O movimento sugere que a Intel não quer competir com a AMD — que domina o setor com os chips que equipam o Steam Deck e o ROG Ally — apenas no topo da pirâmide. Ao projetar um chip mais simples e barato, a empresa mira um segmento potencialmente maior: o de entrada. A tese é que, para muitos jogadores, a capacidade de rodar títulos mais leves e antigos com fluidez é mais importante do que o pico de performance, abrindo uma avenida para produtos com melhor custo-benefício.

A equação do custo-benefício

A principal alteração no suposto novo chip estaria em sua arquitetura. O processador sacrificaria parte do poderio gráfico, contando com apenas quatro núcleos de GPU baseados na nova arquitetura Xe3. A CPU, por sua vez, combinaria quatro núcleos de alta performance (P-Cores) com quatro núcleos de baixo consumo (LPE-Cores), removendo os núcleos de eficiência (E-Cores) presentes em outras configurações. A simplificação tem um objetivo claro: reduzir o custo de fabricação e o consumo de energia.

Essa abordagem espelha, em parte, o sucesso da Nintendo com o Switch. A empresa japonesa provou que não é preciso ter o hardware mais potente do mercado para dominar, mas sim o produto certo para a audiência certa. A Intel parece ter absorvido a lição e busca oferecer aos fabricantes de hardware, como a MSI e a Acer — que já preparam dispositivos com Arc G3 —, uma opção para criar um portfólio mais diversificado, com modelos premium e de entrada.

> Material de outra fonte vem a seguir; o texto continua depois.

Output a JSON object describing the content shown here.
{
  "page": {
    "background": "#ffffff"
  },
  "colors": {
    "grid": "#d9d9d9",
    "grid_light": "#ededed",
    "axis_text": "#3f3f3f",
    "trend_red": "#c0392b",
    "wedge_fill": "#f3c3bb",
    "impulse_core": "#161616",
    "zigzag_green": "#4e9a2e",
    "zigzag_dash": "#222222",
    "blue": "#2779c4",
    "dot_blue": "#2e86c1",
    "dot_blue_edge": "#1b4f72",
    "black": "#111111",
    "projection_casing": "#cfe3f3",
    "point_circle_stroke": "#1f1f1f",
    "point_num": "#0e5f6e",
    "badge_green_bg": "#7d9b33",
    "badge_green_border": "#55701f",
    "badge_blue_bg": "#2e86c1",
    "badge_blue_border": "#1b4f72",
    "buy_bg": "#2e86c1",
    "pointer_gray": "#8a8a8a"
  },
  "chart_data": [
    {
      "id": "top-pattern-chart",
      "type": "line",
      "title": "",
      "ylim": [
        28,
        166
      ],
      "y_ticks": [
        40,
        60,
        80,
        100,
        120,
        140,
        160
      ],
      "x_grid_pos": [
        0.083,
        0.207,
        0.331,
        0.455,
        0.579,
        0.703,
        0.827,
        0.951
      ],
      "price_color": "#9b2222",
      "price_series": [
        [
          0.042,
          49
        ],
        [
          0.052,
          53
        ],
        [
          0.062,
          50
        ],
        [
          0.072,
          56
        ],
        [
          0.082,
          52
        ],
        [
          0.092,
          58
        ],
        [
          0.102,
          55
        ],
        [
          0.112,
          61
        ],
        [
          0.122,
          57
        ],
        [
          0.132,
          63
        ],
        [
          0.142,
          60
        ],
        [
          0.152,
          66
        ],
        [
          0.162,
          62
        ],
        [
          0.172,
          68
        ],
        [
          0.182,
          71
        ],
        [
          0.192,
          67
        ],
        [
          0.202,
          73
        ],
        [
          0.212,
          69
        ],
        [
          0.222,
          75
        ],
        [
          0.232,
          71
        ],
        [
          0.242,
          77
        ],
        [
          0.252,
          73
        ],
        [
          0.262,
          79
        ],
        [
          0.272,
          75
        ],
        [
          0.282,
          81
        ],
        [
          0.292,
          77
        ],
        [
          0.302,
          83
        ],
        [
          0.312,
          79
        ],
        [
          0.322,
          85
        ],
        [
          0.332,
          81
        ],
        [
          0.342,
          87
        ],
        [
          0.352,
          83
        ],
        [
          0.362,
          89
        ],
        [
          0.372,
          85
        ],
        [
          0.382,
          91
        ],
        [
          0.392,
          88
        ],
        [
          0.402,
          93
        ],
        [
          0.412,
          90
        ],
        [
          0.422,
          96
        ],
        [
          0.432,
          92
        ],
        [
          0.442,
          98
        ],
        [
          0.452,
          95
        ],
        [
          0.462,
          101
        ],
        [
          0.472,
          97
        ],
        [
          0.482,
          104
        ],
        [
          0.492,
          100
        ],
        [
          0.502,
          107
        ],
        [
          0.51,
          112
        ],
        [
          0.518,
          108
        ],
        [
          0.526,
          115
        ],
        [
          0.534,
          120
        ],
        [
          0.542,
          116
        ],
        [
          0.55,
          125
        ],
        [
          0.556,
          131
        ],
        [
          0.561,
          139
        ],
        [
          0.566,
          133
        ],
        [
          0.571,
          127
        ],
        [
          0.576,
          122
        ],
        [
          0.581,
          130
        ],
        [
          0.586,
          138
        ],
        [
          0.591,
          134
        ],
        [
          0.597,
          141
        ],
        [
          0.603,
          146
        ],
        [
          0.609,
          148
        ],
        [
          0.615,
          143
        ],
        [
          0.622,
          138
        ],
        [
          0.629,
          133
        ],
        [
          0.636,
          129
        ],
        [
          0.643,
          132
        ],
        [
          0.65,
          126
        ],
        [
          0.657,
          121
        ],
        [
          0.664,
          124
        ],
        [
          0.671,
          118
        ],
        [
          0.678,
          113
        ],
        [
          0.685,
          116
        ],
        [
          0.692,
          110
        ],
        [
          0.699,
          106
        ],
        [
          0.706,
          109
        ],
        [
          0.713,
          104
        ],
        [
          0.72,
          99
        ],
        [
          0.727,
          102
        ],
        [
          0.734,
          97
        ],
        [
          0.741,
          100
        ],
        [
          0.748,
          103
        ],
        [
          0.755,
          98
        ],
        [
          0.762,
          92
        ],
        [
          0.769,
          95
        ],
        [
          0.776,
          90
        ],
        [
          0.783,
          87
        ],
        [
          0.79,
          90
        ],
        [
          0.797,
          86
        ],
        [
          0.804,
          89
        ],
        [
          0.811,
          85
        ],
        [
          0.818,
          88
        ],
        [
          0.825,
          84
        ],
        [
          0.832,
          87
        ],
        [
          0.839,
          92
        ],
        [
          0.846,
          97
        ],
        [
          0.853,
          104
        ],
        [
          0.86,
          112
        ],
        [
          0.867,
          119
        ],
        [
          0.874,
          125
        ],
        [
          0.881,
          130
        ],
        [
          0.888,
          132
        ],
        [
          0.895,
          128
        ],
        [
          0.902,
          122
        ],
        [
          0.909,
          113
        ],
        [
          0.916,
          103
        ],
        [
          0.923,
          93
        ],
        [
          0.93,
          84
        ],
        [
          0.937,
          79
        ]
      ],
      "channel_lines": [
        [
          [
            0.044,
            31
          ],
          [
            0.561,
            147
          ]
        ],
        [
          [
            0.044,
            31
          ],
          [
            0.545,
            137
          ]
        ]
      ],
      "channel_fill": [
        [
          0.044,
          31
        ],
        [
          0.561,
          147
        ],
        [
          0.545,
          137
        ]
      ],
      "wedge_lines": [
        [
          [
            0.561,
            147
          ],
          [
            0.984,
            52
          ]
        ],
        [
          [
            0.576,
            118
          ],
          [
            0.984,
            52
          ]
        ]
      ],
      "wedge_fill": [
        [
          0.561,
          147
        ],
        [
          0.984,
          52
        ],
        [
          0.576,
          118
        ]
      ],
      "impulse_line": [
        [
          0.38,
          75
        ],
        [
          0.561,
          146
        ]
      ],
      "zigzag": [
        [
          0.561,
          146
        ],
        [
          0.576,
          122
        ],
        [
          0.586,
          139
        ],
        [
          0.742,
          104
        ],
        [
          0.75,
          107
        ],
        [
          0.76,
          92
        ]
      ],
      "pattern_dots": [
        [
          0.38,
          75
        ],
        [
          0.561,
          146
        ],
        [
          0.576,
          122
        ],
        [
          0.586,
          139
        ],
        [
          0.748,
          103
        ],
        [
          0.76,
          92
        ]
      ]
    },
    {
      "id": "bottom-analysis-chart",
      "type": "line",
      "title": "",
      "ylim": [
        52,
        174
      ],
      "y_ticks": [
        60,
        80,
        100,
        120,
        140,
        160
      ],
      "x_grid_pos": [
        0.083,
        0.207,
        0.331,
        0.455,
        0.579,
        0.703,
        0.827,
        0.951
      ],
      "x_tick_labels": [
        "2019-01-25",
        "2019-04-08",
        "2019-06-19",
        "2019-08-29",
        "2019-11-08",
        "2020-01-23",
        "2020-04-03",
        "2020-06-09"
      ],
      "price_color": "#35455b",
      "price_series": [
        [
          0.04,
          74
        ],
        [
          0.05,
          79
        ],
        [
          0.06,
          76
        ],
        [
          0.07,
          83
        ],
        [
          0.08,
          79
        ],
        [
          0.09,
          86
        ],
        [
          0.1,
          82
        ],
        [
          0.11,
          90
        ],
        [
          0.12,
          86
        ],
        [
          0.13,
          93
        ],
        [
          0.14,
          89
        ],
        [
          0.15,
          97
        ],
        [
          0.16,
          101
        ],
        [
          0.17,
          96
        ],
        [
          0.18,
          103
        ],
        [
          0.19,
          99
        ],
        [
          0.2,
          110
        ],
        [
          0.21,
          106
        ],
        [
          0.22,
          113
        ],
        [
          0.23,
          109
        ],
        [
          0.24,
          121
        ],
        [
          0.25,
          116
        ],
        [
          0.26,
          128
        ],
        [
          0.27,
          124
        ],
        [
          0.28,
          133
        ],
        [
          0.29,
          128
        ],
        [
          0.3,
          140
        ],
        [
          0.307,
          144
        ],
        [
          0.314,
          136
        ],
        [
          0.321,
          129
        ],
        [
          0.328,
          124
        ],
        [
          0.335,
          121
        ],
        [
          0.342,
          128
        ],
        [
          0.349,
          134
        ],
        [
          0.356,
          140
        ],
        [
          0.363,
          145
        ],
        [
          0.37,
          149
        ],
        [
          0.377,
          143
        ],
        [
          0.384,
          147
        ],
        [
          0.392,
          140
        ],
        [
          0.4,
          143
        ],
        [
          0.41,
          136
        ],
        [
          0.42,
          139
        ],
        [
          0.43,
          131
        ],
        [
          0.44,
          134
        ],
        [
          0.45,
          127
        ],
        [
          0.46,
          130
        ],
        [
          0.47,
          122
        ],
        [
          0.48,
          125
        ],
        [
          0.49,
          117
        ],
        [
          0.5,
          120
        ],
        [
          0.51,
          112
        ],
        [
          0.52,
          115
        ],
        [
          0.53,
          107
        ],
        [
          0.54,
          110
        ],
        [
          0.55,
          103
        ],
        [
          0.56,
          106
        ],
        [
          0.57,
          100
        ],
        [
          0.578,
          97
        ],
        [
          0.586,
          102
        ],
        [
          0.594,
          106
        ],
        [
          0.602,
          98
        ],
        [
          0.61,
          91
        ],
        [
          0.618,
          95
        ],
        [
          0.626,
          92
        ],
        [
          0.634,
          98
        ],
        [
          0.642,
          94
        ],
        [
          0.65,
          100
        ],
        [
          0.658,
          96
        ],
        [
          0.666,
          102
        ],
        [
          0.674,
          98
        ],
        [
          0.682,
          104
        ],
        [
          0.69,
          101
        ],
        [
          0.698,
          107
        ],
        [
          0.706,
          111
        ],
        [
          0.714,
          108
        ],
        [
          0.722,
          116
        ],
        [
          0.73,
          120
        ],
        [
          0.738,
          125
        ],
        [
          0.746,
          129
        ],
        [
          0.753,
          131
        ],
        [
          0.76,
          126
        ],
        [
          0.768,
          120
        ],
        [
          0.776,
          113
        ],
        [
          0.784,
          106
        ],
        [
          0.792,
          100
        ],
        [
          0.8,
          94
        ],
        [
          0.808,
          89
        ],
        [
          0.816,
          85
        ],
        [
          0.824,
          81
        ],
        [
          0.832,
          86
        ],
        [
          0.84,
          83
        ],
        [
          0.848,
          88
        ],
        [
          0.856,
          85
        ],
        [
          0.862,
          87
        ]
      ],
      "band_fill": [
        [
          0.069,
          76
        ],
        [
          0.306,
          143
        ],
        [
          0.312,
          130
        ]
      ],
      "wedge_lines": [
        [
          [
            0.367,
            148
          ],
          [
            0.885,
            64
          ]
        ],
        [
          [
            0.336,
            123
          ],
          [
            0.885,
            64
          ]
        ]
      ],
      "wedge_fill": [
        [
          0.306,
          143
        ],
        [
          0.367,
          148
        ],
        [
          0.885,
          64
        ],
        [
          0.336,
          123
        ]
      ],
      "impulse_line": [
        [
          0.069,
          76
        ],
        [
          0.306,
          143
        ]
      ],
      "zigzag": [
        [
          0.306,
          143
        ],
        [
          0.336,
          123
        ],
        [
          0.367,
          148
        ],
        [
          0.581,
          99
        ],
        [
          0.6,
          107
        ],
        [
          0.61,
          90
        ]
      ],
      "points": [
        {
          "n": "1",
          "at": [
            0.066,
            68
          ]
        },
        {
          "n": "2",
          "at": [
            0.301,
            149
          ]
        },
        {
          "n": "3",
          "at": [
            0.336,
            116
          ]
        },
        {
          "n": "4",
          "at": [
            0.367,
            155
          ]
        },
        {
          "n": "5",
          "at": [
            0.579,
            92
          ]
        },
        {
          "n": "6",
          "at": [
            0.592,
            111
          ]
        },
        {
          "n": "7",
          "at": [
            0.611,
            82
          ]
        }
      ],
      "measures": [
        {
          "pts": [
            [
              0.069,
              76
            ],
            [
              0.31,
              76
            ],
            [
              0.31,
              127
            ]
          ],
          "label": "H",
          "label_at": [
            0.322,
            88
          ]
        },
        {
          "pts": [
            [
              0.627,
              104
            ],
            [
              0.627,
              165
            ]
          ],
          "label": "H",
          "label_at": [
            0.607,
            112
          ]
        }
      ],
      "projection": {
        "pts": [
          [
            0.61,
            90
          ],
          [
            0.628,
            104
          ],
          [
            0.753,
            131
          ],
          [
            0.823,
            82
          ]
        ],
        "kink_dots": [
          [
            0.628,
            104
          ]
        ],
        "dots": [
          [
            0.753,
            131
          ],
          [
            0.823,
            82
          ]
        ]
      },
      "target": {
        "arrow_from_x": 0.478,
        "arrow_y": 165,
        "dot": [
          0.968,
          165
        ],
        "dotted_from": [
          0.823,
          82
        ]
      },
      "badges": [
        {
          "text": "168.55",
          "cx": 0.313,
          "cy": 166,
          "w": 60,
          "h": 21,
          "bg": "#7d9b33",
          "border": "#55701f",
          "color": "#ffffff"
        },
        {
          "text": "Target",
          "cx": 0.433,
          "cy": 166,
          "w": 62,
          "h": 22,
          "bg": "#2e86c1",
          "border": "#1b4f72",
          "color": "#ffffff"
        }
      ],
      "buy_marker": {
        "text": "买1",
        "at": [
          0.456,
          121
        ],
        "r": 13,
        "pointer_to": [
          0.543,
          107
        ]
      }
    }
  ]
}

Uma guerra em duas frentes

Com essa estratégia, a Intel passaria a atacar o mercado em duas frentes distintas. Seus chips Arc G3 mais robustos, como o que deve equipar o MSI Claw 8, competiriam no segmento de alta performance. Já esta nova versão simplificada permitiria que parceiros criassem concorrentes para dispositivos mais acessíveis, que hoje são raros ou dependem de soluções de hardware mais antigas.

Para os fabricantes, a vantagem é a flexibilidade de construir linhas de produtos com diferentes faixas de preço sobre uma mesma plataforma de silício. Isso pode acelerar a inovação e a competição no andar de baixo do mercado, trazendo mais opções para o consumidor que não deseja ou não pode investir nos modelos mais caros.

O sucesso da aposta, contudo, não está garantido. Tudo dependerá do equilíbrio final entre performance, preço e da adoção por parte dos fabricantes. Ainda assim, o rumor sinaliza que a Intel está disposta a jogar um jogo mais complexo no mercado de portáteis, onde a batalha não é vencida apenas com mais teraflops, mas com a inteligência de atender a diferentes segmentos do mercado.